Education Secretary to target job-sizing and funding to create leadership culture
THE EDUCATION secretary is prepared to tackle job-sizing and promotion structures to remove barriers to teachers applying for leadership posts in schools.
Fiona Hyslop, the Cabinet Secretary for Education and Lifelong Learning told a leadership conference in Edinburgh last week that if there are "issues like job-sizing, functions and structures, they can be dealt with". However, the key problem to be tackled was the climate in schools, she told the annual conference of Scottish Educational Leadership Management and Administration Society.
She plans to publish a document by the end of the year on Scotland's educational leadership agenda where schools and authorities are, where they should aim to be, and how to move there.
Support for her plans to improve educational leadership came from an unexpected quarter Ewan Aitken, former Labour leader of Edinburgh City Council and the former education convener of Cosla. He told the conference that leadership in education was too important for party politics.

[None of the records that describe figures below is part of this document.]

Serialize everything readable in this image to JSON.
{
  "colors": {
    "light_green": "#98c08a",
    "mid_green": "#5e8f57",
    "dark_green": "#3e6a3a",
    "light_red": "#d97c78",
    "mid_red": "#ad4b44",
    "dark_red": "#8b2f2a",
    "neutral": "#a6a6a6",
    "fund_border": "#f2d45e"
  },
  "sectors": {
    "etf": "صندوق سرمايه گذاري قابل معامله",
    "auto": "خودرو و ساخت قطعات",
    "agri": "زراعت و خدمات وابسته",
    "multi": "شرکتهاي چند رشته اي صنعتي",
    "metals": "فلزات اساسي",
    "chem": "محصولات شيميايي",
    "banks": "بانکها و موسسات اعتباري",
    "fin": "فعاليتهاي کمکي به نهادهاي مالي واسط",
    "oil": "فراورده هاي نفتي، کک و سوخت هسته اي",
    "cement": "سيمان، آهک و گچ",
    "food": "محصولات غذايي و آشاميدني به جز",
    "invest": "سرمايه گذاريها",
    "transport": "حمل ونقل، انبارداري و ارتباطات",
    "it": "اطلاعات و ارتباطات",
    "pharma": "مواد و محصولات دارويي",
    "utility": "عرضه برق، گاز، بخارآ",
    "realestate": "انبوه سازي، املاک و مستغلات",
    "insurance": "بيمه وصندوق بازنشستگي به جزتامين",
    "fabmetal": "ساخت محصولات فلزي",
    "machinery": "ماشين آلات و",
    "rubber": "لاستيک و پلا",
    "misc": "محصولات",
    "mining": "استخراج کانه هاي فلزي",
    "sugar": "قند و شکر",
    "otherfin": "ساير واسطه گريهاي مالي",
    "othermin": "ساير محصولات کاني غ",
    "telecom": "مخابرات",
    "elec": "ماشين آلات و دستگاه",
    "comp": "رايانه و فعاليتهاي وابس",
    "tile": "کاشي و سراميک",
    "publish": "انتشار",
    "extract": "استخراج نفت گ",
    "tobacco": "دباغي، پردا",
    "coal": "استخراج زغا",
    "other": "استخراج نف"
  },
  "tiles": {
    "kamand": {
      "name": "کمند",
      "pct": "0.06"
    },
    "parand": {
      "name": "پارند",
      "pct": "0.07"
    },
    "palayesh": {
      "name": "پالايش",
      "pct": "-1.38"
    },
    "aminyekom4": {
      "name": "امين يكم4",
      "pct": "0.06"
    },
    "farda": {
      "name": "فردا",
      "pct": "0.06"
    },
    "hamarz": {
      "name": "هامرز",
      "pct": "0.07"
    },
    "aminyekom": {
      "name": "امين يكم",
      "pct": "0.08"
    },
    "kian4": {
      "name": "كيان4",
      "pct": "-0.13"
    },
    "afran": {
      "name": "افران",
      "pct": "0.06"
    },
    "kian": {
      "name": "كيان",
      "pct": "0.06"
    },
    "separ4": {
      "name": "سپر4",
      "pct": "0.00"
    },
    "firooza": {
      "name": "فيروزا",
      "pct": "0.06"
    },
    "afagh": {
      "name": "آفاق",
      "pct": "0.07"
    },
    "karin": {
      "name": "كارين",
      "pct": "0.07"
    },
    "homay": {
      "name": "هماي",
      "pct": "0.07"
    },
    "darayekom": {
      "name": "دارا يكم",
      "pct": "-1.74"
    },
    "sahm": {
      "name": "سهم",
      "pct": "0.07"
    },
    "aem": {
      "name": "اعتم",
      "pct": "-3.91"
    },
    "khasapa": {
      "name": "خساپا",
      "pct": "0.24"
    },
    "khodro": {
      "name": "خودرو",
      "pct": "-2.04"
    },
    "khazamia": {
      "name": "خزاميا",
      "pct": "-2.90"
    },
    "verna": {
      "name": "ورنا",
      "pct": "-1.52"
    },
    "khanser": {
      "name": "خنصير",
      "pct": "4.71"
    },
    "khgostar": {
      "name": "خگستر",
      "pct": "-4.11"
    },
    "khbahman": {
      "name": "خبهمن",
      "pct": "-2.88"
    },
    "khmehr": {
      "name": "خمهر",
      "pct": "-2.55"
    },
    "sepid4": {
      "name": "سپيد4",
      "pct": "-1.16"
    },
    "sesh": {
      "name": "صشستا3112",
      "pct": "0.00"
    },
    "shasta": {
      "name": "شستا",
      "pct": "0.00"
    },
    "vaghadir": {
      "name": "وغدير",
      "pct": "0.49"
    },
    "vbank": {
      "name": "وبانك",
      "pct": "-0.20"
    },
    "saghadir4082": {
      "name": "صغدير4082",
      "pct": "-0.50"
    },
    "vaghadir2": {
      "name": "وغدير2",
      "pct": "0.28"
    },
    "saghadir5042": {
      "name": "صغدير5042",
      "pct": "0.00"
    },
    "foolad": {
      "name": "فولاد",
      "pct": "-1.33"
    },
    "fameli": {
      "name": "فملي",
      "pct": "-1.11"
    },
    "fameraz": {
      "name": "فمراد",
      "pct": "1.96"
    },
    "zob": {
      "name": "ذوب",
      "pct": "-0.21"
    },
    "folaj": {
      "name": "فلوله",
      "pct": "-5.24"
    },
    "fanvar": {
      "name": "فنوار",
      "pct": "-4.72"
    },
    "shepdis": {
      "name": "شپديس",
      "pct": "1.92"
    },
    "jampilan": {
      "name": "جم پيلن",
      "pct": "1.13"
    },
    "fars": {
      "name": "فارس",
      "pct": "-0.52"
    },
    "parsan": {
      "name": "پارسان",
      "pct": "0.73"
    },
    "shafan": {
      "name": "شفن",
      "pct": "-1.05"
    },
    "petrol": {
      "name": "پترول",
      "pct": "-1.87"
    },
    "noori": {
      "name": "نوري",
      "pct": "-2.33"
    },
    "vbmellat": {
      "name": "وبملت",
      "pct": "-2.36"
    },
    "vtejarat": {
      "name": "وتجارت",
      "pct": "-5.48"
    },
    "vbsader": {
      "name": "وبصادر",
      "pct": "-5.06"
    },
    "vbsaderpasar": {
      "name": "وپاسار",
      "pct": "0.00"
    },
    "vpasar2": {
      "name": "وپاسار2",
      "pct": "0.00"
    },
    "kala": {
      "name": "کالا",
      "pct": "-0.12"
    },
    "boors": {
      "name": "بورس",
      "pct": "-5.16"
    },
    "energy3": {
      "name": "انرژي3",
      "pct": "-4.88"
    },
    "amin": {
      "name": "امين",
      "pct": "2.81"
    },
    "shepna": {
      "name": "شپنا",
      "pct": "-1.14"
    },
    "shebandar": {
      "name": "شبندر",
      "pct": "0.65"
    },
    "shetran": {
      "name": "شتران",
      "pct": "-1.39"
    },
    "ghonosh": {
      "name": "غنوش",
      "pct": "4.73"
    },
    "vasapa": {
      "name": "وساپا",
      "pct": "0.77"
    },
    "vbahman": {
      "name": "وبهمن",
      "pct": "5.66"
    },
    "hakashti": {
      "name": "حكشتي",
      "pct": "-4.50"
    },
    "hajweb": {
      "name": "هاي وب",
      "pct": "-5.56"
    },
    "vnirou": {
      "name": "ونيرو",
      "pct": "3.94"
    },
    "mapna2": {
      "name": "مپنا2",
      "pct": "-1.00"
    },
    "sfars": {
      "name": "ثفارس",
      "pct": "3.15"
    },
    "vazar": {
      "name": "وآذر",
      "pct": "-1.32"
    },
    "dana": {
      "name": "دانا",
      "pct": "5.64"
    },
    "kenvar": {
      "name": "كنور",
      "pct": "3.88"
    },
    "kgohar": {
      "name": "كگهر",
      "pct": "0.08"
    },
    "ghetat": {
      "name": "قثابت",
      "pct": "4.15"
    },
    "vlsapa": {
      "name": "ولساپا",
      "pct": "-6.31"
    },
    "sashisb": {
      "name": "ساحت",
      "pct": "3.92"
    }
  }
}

"In the spirit of consensus politics, if Fiona Hyslop is prepared to really focus on the leadership agenda and pathways to build leadership capacity in all staff, I will do everything I can to support her privately, publicly and politically to make that happen."
But she would have to rise to the challenge and "do the task", he warned. "If we can together make this work, it may be an opportunity for us to lead in more than just changing the face of education, but changing the face of political decision-making in our nation," he said.
Mrs Hyslop said the Scottish Government also planned to "liberate headteachers" from local government bureaucracy and remove much of the current ring-fencing of local government funding.
The SNP planned to put in place "outcome agreements" instead of the previous Labour-Liberal Democrat Scottish Executive's "micro-management" approach.
"A lot of what we are expecting from local government will be in early intervention and education," she said. "But we want to take off the shackles and agree with Cosla an overall funding package and then let local government get on."
As she surveyed an audience of headteachers and education authority officers, she told them bluntly that it was time to look for alternative styles of leadership.
"The leaders of tomorrow will not look like the people in this room today. Why do we have so few women in secondary head posts? Why do we have this age issue, with so many heads likely to retire in the next five to 10 years? We need to take a hard look at ourselves. Does leadership in school look like our wider society?" she asked.